Besides, I have, in due loyalty to the law, given a clinical examination to the record, the bedrock of every appeal. The Talabi family was originally a party on the representation of late Elder E.A. Dorishamu. On 19th May, 2010, the first – fourth respondents discontinued the suit against the Talabi family as manifest in page 979, Volume III of the mountainous record. Again, the fifth respondent’s counsel, K. Bakare, Esq., filed, on 22nd March, 2010, a preliminary objection challenging the suit on the non-joinder of the Tabali family. The objection monopolises pages 930 – 943, Volume III of the expansive record. On 23rd June, 2011, learned counsel withdrew the objection and same was struck out by the lower Court as borne out of page 1897, Volume IV of the elephantine record. I have to scoop or pluck out these proceedings in order to demonstrate that Talabi family members knew or ought to know of their non-existence as a party to the suit. In this wise, if they are peeved by relief (vii) granted against them, it is for them to approach the Court to have it set aside ex debito justitiae. It does not lie in the mouth of the appellant to quarrel with the order on behalf of the Talabi family. I share the view of the learned senior counsel for the first – fourth respondents that: “It is not in the place of the Appellant to cry more than the bereaved”. Such a credo offends the inflexible position of law on the destiny of an order made against a non-party in a proceeding. Interestingly, the case-law frowns at such attitude and labels it as “a ‘complaint’ by a busy body”, see Ohakim v. Agbaso (2010) 19 NWLR (Pt. 1226) 172 at 233, per Onnoghen, JSC (later CJN).

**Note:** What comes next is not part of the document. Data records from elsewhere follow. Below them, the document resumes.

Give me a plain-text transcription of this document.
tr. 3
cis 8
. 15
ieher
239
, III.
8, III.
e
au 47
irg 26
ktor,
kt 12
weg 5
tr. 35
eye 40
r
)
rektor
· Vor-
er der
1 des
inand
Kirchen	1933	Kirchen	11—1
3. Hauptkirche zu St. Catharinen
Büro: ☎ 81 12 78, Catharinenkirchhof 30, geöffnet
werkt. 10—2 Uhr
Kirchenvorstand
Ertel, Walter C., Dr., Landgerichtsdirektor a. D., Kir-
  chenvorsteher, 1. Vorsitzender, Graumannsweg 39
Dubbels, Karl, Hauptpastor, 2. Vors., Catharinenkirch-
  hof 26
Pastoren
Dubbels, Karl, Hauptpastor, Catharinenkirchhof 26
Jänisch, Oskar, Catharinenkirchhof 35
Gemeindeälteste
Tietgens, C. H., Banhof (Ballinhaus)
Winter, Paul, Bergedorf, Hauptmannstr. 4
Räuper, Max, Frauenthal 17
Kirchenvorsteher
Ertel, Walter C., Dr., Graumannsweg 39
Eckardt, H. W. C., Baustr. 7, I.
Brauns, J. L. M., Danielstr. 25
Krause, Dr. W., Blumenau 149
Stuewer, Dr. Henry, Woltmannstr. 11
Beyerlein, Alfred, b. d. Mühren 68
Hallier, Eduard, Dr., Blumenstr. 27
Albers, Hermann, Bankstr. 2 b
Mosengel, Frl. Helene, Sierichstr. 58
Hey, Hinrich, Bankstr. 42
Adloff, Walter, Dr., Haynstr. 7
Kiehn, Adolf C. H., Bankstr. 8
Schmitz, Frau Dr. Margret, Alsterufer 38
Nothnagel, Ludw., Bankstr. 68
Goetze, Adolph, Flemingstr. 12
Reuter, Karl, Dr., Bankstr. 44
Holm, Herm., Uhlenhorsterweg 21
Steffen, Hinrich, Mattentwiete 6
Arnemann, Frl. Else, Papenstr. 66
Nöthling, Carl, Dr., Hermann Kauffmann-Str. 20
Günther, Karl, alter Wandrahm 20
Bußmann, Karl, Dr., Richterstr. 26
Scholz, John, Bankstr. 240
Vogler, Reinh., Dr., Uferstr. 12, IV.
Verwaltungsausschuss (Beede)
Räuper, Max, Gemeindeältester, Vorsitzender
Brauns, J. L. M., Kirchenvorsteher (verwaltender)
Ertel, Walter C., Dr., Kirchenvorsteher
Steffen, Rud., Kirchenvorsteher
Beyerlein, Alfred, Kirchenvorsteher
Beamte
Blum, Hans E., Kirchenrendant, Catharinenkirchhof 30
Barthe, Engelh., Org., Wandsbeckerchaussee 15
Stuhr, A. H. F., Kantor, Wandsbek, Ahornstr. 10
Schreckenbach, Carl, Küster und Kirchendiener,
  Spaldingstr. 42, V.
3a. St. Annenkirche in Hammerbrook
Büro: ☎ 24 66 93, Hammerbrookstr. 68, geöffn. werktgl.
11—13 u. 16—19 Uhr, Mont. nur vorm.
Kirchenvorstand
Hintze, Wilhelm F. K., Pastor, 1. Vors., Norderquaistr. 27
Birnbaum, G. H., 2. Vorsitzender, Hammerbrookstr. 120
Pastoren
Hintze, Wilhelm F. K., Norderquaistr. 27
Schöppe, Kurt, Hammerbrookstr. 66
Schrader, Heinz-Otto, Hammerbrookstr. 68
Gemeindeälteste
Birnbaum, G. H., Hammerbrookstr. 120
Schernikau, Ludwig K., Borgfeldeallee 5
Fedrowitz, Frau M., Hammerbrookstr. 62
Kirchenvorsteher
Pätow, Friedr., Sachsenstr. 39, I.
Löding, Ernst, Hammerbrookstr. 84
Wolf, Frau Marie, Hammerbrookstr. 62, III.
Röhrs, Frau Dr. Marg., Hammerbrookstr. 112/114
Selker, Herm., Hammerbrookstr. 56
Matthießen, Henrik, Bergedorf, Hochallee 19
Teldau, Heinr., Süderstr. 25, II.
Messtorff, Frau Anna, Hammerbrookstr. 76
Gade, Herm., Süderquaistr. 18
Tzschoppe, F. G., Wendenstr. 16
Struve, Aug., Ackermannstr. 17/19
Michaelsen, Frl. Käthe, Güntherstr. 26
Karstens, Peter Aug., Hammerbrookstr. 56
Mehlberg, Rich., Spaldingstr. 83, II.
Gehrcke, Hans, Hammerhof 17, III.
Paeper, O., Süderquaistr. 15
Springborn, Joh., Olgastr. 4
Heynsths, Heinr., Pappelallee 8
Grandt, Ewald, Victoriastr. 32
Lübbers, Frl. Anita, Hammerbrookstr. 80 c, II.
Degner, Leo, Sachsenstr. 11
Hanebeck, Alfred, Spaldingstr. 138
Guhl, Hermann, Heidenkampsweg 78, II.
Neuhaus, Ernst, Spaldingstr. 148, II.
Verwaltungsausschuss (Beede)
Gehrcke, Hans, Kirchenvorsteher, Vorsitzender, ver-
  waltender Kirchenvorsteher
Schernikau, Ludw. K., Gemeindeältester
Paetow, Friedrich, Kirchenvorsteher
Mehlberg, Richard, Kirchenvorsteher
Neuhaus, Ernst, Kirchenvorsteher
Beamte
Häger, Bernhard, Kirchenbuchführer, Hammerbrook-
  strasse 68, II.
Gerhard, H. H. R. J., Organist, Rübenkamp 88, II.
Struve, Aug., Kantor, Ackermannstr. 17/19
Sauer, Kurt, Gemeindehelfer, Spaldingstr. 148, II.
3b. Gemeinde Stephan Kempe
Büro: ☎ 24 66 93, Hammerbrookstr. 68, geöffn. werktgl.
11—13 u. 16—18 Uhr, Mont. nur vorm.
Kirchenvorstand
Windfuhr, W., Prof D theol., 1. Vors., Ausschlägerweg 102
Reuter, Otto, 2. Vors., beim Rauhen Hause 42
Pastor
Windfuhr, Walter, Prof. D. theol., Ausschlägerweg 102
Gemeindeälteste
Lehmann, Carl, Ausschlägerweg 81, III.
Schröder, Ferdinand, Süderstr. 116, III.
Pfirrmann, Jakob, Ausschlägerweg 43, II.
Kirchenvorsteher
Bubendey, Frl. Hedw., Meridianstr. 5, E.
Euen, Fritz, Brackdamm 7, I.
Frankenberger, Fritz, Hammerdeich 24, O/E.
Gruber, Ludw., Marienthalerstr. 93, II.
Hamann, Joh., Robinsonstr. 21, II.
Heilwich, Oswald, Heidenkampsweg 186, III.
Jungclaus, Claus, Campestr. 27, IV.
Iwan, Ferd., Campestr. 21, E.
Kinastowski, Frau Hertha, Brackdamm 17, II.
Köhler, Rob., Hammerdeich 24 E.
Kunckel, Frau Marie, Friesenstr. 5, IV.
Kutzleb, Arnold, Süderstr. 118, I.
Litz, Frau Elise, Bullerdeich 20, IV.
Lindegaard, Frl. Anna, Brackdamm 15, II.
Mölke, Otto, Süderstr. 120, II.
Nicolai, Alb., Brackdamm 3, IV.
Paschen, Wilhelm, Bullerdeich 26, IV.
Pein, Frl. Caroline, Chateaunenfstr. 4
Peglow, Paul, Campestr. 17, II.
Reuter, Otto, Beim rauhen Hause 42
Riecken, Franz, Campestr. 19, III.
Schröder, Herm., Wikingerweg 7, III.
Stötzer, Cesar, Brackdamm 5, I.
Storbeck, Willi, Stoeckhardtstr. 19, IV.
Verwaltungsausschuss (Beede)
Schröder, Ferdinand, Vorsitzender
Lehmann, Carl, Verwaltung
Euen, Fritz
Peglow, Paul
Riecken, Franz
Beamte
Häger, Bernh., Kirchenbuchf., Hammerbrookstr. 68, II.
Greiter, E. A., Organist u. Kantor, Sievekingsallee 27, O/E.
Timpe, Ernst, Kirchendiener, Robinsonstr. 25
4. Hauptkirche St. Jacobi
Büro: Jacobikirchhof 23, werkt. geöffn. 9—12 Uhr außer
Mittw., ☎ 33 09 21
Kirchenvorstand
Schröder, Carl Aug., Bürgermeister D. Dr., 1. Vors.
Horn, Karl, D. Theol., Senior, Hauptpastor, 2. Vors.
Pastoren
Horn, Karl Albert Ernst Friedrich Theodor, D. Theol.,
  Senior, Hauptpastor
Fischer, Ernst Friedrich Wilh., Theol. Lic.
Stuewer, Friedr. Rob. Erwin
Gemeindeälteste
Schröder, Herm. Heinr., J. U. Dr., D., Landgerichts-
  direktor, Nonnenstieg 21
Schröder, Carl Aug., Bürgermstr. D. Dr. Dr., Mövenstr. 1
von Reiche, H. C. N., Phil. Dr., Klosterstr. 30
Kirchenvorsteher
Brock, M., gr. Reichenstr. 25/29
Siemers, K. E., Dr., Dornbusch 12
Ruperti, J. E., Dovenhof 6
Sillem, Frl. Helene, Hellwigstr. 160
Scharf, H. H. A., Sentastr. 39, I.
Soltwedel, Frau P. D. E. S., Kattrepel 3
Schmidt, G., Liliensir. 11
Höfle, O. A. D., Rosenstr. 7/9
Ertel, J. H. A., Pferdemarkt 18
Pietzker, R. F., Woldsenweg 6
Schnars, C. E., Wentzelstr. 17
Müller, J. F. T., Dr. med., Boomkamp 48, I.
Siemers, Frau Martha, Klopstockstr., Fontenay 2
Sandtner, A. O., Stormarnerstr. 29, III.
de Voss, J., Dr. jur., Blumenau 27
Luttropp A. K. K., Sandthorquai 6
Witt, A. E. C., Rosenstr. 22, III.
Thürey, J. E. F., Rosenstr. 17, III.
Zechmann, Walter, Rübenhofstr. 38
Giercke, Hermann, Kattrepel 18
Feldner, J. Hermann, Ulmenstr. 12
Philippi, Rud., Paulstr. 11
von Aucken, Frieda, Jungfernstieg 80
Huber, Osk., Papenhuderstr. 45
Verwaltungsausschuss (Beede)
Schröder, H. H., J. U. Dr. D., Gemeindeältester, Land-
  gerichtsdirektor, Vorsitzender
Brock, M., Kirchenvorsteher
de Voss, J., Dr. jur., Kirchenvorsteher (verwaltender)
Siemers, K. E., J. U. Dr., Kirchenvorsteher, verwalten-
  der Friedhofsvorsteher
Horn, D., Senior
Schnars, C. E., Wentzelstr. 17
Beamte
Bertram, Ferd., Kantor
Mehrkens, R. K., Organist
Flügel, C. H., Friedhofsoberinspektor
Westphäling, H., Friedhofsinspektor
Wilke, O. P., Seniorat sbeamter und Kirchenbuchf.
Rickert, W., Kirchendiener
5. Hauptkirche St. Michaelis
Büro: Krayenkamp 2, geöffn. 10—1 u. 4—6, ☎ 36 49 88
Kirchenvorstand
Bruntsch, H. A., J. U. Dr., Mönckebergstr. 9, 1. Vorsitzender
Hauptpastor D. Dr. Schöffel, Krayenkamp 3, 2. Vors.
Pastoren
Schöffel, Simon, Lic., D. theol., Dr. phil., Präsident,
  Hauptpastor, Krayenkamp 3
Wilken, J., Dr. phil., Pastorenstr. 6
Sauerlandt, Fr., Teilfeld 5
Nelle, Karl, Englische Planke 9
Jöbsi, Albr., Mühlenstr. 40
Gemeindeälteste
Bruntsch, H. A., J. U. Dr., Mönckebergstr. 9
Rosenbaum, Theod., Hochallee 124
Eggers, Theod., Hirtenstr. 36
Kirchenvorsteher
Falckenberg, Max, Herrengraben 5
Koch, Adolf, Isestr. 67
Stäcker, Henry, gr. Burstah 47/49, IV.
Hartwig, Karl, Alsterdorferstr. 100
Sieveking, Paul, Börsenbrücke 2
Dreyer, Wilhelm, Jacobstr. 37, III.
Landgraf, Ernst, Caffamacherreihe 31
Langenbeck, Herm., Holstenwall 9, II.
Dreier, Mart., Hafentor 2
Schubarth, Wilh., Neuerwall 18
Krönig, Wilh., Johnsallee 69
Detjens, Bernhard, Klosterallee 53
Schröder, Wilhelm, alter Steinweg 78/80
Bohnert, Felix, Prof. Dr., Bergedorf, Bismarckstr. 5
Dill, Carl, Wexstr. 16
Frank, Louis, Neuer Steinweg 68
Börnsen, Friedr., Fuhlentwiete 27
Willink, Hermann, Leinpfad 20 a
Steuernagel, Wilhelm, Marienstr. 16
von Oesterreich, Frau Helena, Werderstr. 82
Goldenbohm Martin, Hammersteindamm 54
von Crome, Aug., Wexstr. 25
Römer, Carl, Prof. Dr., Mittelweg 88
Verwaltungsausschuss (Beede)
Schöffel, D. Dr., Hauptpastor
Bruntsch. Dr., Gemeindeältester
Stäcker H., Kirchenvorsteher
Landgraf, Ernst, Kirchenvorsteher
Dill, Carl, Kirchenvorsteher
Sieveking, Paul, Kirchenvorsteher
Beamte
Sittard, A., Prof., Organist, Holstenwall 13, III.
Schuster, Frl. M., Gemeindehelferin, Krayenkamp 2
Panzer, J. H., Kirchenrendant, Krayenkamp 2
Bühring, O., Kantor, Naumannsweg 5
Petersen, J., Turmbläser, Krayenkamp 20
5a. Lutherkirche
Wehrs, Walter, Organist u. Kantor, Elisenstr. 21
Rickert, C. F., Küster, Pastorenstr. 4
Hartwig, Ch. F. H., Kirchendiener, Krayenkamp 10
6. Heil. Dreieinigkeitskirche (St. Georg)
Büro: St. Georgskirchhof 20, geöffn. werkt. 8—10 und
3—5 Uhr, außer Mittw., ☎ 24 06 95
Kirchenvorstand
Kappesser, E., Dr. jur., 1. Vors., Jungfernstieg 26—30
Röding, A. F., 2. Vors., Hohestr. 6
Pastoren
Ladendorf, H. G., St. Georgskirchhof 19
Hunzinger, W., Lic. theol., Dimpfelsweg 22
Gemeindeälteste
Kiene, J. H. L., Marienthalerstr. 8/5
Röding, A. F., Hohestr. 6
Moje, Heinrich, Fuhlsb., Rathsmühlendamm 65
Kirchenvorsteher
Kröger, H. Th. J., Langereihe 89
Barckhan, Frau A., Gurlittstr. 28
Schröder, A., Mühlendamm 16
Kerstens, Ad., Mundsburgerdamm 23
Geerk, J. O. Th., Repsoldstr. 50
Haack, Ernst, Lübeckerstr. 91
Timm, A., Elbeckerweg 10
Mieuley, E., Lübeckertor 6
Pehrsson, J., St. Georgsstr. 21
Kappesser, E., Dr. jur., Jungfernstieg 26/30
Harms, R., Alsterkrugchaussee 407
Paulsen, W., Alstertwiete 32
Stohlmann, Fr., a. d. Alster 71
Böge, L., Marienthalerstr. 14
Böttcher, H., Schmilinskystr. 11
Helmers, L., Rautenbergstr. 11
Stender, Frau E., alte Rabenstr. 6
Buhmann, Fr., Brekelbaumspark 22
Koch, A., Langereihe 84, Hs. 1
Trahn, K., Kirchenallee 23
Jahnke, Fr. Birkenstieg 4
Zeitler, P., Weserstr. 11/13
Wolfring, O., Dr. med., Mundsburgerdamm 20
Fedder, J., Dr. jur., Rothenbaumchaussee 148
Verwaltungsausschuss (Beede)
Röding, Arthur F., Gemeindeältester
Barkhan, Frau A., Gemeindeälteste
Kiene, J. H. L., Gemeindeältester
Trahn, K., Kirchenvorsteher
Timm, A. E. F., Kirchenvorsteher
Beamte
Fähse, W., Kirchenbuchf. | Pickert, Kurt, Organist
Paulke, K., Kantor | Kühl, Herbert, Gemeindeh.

This brief legal anatomy on party jurisdiction, done with the aid of the law, with due reverence, exposes the poverty of the seemingly scintillating argument of learned appellant’s counsel on the point. In effect, the lower Court did not, in the least, fracture the law, when it assumed jurisdiction to hear the suit, to warrant this Court’s intervention on this facet.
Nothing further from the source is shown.